His brain, his mind – why this obsession with it? The self-destruct syndrome all over? Think your way into a breakdown? If he truly lived in his mind, if it were being taxed by something a little more elevated than what the sum of his life really was –

The knife sliced through the vine growing over the drive and stopped. There was a sound somewhere in front of him – a car moving over the gravel and heading toward him. The sweat rolled into his eyes. He listened. Visitors? Not likely, though the idea, after almost two weeks of isolation, was appealing. A wrong turn, more likely. He straightened and passed his arm over his eyes. The sound came closer, unmistakably a car; he could hear branches scraping against the sides. He lowered his arm and when he opened his eyes it was all a green blur, except for the vague black shape which had maneuvered the turn and was creeping forward, crushing the gravel beneath it. And then it stopped, no more than ten feet away. All he could hear was the sound of the motor idling. Even without seeing clearly he knew what it was, from the instinctive reaction of his body to the sound.
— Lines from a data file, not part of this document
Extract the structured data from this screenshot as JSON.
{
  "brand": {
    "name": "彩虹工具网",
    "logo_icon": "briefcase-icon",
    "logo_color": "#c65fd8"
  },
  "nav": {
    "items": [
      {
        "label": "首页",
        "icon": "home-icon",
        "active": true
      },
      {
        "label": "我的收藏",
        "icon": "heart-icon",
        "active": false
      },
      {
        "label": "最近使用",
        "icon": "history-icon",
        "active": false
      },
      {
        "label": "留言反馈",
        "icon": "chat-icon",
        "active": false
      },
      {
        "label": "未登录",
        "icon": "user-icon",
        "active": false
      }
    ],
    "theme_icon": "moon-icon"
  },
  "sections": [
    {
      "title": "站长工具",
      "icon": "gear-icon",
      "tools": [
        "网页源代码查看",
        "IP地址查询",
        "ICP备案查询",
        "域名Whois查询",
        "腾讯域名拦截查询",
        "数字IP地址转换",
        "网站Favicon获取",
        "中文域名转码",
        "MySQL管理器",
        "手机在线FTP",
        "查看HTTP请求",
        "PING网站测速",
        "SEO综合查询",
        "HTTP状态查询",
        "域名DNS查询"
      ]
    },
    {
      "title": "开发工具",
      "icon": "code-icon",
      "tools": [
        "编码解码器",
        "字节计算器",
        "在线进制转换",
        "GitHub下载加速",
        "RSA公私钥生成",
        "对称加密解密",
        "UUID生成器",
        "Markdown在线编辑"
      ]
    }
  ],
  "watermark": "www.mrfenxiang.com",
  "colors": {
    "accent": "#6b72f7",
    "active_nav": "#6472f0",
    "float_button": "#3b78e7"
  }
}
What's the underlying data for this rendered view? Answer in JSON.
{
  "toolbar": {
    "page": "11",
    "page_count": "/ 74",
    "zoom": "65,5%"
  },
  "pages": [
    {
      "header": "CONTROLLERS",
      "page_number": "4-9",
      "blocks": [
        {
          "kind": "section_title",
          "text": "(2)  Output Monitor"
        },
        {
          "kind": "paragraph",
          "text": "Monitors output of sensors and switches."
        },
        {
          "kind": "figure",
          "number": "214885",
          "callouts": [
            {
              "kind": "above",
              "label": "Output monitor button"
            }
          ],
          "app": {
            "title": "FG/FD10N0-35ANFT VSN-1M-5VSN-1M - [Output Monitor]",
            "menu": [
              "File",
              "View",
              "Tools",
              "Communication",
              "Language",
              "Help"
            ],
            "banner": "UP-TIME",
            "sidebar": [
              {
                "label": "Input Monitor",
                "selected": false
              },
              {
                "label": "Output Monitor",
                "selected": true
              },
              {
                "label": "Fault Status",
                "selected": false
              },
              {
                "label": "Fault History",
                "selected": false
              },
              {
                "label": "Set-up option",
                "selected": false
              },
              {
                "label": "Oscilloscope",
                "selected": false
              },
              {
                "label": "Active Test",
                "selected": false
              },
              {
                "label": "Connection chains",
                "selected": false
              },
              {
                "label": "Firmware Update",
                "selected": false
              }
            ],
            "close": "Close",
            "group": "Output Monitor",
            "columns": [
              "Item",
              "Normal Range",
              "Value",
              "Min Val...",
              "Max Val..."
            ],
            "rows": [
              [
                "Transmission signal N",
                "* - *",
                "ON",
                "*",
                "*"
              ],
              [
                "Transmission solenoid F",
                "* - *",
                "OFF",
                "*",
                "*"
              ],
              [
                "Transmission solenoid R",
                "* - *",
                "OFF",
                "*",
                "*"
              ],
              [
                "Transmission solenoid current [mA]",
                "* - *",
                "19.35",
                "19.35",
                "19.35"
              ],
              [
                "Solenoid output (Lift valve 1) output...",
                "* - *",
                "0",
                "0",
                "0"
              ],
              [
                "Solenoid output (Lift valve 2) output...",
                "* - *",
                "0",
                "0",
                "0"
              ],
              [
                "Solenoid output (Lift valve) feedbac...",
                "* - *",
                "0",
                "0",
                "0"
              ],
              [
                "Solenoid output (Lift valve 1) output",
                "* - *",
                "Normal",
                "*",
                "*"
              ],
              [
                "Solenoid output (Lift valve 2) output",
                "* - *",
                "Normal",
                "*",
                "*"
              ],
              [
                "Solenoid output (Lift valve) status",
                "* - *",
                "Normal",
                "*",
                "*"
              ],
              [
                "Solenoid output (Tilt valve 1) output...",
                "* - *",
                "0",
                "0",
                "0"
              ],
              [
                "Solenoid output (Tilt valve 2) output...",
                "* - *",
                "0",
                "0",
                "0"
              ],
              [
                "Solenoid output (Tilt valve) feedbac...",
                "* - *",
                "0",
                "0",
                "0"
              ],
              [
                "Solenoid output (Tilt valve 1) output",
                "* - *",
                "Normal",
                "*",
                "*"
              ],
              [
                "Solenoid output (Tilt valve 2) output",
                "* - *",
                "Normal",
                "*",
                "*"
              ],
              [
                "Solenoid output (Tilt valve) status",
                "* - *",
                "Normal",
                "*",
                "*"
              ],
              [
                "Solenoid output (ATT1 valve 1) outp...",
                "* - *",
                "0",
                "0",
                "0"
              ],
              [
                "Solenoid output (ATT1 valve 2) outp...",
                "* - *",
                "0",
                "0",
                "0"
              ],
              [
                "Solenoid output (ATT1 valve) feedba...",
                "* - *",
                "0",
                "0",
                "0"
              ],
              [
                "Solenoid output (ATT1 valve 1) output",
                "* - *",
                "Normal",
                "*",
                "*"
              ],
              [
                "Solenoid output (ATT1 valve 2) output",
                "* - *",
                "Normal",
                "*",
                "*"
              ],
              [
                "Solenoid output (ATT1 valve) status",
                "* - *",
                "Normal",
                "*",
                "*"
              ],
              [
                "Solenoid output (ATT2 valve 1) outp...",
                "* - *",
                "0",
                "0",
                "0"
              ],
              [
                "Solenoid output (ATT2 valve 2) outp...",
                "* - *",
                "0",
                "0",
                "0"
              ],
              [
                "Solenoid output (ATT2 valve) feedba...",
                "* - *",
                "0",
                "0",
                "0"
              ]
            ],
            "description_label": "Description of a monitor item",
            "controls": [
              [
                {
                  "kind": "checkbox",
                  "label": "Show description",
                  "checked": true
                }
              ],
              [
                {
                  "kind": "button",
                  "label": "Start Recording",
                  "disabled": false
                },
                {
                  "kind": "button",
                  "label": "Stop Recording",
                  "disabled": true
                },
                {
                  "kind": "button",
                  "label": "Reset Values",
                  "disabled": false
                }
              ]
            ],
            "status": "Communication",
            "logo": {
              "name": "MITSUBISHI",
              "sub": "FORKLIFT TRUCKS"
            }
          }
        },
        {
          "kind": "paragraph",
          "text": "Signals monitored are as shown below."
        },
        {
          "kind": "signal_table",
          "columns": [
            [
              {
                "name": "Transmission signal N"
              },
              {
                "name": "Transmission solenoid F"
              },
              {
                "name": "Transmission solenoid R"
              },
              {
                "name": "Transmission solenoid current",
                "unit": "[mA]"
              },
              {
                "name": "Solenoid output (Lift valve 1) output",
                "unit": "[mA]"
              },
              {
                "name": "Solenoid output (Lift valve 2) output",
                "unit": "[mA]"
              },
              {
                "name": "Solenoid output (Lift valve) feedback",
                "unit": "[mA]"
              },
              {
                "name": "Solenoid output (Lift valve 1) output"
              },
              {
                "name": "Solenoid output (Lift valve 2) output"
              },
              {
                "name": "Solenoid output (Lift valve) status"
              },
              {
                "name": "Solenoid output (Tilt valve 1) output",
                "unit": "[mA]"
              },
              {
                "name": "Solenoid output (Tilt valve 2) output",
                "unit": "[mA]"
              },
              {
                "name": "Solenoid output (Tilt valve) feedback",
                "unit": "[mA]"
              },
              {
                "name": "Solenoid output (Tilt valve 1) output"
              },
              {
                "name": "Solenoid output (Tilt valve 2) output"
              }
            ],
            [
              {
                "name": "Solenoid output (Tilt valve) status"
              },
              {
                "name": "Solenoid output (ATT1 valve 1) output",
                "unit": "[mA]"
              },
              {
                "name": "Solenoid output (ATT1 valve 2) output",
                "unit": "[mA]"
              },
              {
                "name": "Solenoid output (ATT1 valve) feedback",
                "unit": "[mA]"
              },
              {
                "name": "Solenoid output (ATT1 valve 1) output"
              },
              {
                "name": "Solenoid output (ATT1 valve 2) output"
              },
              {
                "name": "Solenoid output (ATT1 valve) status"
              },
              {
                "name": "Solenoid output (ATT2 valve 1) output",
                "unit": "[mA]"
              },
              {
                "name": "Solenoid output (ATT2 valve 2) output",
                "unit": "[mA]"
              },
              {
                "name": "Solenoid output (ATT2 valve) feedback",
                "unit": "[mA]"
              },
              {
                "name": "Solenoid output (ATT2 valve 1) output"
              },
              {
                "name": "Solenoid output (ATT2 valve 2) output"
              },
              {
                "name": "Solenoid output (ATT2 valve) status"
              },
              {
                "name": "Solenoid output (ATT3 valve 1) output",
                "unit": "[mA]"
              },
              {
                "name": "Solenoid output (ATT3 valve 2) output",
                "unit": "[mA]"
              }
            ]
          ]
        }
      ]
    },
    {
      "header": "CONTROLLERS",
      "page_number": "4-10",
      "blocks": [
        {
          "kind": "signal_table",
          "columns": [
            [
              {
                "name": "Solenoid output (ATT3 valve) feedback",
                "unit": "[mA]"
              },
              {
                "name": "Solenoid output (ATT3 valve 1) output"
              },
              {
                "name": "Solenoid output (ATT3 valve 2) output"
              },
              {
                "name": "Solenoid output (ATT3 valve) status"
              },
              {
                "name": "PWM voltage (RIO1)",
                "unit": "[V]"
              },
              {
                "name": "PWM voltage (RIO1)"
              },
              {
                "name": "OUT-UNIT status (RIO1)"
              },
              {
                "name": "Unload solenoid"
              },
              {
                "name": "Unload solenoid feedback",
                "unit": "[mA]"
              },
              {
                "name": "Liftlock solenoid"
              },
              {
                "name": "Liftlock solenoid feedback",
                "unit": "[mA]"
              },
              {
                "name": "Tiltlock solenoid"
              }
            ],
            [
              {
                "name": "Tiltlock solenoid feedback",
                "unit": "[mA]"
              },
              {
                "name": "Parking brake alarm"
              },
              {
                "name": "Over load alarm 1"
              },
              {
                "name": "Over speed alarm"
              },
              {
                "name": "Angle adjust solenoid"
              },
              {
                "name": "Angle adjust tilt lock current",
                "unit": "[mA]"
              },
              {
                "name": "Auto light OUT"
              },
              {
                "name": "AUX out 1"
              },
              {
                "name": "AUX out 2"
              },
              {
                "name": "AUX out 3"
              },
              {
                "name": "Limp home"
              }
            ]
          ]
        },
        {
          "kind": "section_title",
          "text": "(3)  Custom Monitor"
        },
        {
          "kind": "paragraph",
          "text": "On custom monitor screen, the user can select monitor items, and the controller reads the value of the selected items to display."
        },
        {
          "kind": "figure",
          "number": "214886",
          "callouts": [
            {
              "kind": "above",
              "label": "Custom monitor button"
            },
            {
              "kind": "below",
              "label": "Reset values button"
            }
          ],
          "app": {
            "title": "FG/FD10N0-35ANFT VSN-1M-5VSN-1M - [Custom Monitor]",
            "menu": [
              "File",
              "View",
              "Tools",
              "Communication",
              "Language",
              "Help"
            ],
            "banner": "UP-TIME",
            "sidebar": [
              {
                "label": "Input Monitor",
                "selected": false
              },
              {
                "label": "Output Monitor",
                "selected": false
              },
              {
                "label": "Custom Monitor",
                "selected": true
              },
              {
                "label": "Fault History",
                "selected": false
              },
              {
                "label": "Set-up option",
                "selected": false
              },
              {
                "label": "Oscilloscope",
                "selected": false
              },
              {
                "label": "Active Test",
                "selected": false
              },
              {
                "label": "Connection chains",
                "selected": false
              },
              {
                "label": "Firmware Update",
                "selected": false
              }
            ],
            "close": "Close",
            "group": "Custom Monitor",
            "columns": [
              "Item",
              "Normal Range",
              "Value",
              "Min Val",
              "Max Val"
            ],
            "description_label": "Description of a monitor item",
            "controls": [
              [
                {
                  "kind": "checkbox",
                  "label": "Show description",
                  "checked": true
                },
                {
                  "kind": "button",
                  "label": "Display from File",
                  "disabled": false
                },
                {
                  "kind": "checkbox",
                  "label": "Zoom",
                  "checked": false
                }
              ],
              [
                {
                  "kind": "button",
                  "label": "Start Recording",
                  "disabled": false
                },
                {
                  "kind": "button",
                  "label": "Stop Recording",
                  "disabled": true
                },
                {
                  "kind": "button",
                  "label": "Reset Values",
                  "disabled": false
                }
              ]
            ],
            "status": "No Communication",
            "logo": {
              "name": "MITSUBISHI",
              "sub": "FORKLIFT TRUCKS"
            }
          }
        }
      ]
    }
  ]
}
A trick, he told himself, an hallucination – if he could just rub the sweat out of his eyes and catch his breath it would disappear, and the sound with it.

He dropped the knife and pulled off his gloves, rubbing his fingers into his eyes. It wasn’t there. He knew that. It didn’t exist, not outside those childish and unreasonably frightening nightmares. There was absolutely no way something could creep back from the distant past and be real; or out of the tiny, vulnerable part of his brain where the image had lodged itself. And be real and no more than ten feet away from him.

He opened his eyes. It was there. So clear, so palpably real, with the branches pushed forward around it. He could reach out and touch it, touch the chauffeur behind the tinted glass.

It’s not there, he repeated to himself. And if it was the child in him that had called up the image, then it was reasonable to speak to that part of himself and say, “It’s not there, and if something is really not there then you can’t be seeing it.” Pick up the knife and continue to clear away the branches.

He did, with his back to the car, hacking away at the foliage as if there were nothing making that steady throbbing sound in the driveway. He cut faster, moving closer to the sound and blocking it out of his mind, until he felt the bumper pressing against the back of his leg.